Eventually it becomes about the freedom of movement at the most
basic level. Witness this interaction between an officer and a man
who told them he was waiting to pick up his kids from the local
charter school. Note how quickly it escalates despite the man’s
calm demeanor, all over a demand to produce identification:
Minnesota City Pages
identified the man, who spoke to them, as Chris Lollie. He was
arrested for “disorderly conduct” and “obstructing the legal
process,” and was charged with those crimes as well as trespassing.

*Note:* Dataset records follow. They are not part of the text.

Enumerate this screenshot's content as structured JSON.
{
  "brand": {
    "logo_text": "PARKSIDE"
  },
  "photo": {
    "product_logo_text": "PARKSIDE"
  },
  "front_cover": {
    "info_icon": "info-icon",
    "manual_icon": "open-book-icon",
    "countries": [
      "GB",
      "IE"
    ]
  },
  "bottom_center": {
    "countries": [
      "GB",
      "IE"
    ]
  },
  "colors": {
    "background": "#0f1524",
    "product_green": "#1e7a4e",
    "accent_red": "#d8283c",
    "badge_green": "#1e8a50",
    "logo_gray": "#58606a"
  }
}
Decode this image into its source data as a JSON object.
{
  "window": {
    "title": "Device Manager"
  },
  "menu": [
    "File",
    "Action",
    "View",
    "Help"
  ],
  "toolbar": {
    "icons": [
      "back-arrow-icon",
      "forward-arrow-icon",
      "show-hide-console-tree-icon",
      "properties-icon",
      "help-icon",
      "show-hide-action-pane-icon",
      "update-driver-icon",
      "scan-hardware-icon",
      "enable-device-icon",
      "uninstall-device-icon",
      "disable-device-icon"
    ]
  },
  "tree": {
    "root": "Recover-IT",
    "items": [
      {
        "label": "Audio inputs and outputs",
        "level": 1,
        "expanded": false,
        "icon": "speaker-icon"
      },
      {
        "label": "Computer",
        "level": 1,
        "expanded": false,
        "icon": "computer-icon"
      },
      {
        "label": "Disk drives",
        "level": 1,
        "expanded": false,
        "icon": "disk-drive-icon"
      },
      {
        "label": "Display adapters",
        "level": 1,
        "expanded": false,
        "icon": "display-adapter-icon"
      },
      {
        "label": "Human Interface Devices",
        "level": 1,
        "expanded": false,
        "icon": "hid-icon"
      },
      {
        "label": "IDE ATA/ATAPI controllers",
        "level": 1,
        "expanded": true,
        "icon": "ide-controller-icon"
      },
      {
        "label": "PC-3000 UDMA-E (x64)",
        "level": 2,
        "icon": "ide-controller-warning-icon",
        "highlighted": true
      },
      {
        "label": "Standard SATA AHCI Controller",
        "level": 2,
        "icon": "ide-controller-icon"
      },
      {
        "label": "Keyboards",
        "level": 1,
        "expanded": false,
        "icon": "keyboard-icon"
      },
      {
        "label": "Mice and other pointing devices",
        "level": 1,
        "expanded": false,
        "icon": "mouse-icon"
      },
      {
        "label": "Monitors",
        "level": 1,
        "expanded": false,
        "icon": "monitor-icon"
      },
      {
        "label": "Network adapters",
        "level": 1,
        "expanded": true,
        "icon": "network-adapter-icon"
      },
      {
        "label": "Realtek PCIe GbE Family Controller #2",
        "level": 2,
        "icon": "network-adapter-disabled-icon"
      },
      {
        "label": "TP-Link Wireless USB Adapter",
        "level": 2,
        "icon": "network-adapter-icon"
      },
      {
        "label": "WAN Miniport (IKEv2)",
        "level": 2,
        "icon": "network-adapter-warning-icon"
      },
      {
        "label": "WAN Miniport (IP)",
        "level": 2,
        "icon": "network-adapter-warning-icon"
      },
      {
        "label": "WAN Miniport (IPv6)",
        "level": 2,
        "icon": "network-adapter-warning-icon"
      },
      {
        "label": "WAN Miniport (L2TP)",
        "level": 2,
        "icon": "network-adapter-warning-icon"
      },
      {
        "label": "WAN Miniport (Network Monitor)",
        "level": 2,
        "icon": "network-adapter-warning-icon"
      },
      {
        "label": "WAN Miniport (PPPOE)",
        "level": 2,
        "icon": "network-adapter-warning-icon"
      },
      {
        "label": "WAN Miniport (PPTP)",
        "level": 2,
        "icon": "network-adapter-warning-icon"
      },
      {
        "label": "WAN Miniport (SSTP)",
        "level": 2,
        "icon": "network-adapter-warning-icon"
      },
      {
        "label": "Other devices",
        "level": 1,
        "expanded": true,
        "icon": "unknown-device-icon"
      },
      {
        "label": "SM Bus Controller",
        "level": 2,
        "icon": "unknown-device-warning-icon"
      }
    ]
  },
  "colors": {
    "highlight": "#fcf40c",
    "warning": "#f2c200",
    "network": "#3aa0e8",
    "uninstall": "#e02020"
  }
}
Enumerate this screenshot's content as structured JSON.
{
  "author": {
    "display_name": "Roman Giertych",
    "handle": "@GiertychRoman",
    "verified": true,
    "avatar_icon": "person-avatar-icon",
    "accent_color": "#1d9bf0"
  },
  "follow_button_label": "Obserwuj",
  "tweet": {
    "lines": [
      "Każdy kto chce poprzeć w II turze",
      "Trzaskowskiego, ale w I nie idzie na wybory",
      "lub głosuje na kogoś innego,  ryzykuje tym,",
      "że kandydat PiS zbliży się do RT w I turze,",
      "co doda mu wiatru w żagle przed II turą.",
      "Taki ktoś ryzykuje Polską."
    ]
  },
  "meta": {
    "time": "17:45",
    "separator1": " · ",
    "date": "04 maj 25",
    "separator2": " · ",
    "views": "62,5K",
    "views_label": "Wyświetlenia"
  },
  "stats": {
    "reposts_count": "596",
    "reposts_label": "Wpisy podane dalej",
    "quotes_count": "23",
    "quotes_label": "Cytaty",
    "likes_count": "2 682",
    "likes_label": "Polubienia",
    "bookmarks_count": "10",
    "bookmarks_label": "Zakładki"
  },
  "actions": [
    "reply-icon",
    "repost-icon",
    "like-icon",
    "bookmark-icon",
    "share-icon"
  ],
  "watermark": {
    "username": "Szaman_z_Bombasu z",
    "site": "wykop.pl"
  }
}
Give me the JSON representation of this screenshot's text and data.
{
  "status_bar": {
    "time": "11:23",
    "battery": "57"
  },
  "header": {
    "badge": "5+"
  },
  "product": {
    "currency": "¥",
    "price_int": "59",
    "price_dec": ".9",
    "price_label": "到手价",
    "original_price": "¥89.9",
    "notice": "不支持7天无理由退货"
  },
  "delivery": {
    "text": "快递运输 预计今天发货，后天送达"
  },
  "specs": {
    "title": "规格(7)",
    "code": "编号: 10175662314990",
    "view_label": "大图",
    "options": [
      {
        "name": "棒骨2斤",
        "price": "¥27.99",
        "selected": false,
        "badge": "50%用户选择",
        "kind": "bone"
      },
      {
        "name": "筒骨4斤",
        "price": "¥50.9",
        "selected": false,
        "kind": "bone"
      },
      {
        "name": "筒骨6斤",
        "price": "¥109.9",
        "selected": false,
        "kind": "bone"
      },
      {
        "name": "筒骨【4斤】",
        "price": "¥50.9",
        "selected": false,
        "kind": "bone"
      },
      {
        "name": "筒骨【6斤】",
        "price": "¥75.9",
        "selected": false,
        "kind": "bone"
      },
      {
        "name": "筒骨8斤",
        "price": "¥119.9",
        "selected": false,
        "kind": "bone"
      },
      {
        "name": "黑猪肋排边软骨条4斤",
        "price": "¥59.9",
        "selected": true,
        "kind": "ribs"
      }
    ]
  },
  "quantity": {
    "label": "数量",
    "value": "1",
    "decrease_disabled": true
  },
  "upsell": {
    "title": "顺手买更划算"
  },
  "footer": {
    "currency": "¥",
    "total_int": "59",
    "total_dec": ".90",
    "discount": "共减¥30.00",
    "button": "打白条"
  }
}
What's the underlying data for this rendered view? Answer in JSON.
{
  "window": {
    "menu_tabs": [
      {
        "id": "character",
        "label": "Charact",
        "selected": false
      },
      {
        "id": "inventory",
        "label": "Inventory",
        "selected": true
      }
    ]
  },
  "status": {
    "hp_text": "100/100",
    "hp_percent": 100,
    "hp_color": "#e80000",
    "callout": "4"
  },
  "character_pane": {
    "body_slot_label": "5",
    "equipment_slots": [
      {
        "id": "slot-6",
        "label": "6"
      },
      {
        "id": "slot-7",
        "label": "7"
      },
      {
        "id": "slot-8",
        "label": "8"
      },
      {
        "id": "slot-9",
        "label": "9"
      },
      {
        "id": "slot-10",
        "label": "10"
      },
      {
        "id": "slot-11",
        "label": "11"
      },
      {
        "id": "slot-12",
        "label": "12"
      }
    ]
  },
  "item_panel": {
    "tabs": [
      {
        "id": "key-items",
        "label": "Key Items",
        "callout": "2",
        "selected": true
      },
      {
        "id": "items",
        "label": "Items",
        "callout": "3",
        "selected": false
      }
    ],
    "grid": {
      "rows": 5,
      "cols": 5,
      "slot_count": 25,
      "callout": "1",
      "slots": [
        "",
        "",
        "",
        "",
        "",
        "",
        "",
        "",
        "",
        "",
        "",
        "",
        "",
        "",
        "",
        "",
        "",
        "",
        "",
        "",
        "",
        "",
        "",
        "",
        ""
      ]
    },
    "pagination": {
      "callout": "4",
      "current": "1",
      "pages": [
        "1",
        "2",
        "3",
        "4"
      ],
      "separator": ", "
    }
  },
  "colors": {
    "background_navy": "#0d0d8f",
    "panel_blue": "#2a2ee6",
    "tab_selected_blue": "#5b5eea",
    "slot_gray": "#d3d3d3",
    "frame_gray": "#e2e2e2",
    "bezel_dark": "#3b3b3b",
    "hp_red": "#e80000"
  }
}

They were, unsurprisingly, all dropped. Police insist they were
dealing with an “uncooperative male refusing to leave” and said
there were no complaints filed after the incident (many incidents
of police brutality can go unreported), which happened in January
but video of which only emerged online this month. The YouTube user
who posted claims the cellphone was seized for six months (likely
the length of time before charges were dropped and the
“investigation” ended).
If it’s a
war zone out there for cops, it’s the “civilians” that often
seem most at risk.
Sensible rules of engagement for cops, as well as effective
disciplinary processes, are needed to attempt to root out behaviors
and attitudes like those of the officer’s in the video.